When I was in school, I remember to read the book Sophie’s World. During a whole year, Philosophy was part of my thoughts. I remember to be touched by couple of philosophers, but in particular one who said something like: “we shouldn’t never name a river. It’s in constantly change”… If I am not wrong, and excuse me if I am, because see, it has been few years since I read this book, but anyway, if I am not wrong, Heraclitus was the one who said that. But either way, if was really him or not, the point is that I feel the same. I feel that I am in constantly change. Everyday. Its like if I gather a few things and loose a couple of others, I learn and I forget, I born and I bury, but day after day, I am Dea after Dea.
And here I am.
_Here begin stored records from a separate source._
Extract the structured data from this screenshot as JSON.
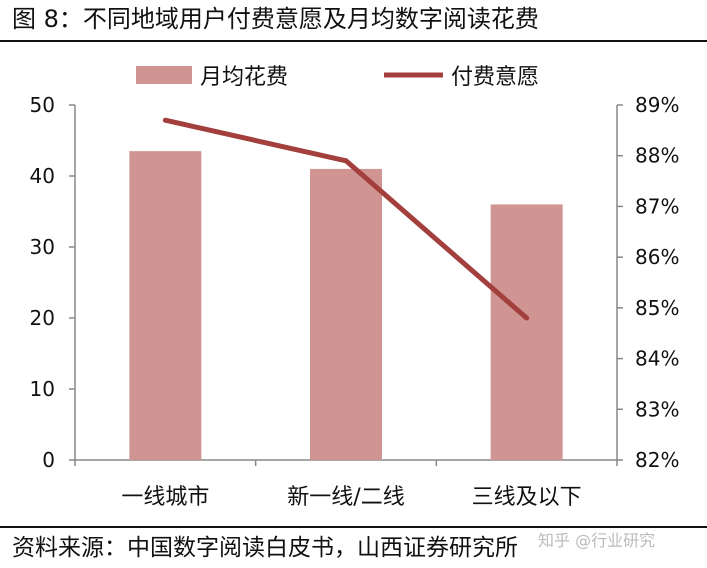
{
  "figure": {
    "title": "图 8：不同地域用户付费意愿及月均数字阅读花费",
    "source": "资料来源：中国数字阅读白皮书，山西证券研究所",
    "watermark": "知乎 @行业研究"
  },
  "chart_data": {
    "type": "bar",
    "categories": [
      "一线城市",
      "新一线/二线",
      "三线及以下"
    ],
    "series": [
      {
        "name": "月均花费",
        "type": "bar",
        "axis": "left",
        "values": [
          43.5,
          41,
          36
        ],
        "color": "#d09593"
      },
      {
        "name": "付费意愿",
        "type": "line",
        "axis": "right",
        "values": [
          88.7,
          87.9,
          84.8
        ],
        "unit": "%",
        "color": "#a33f3c"
      }
    ],
    "y_left": {
      "min": 0,
      "max": 50,
      "step": 10,
      "ticks": [
        "0",
        "10",
        "20",
        "30",
        "40",
        "50"
      ]
    },
    "y_right": {
      "min": 82,
      "max": 89,
      "step": 1,
      "ticks": [
        "82%",
        "83%",
        "84%",
        "85%",
        "86%",
        "87%",
        "88%",
        "89%"
      ]
    },
    "legend": {
      "placement": "top"
    },
    "grid": false
  }
}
So many things had happened in the past years, many people crossed my way, many stories to tell, few others to learn from but forget about it, but I am the person who I could became after all this. After all the shit that had happened, all the pleasure, all the happiness and all the sadness, here I am, Dea, and let me tell you, I am damn proud of who I had become.
Being proud it doesn’t mean that I am blind. I know I am not perfect. And I do want to learn and improve a lot in the next days that will come, and I have started this blog with this idea of keep a record of my changes, of my learning, of my improvement, through my mistakes and my mess, but proving the point that, day after day, I will be Dea after Dea.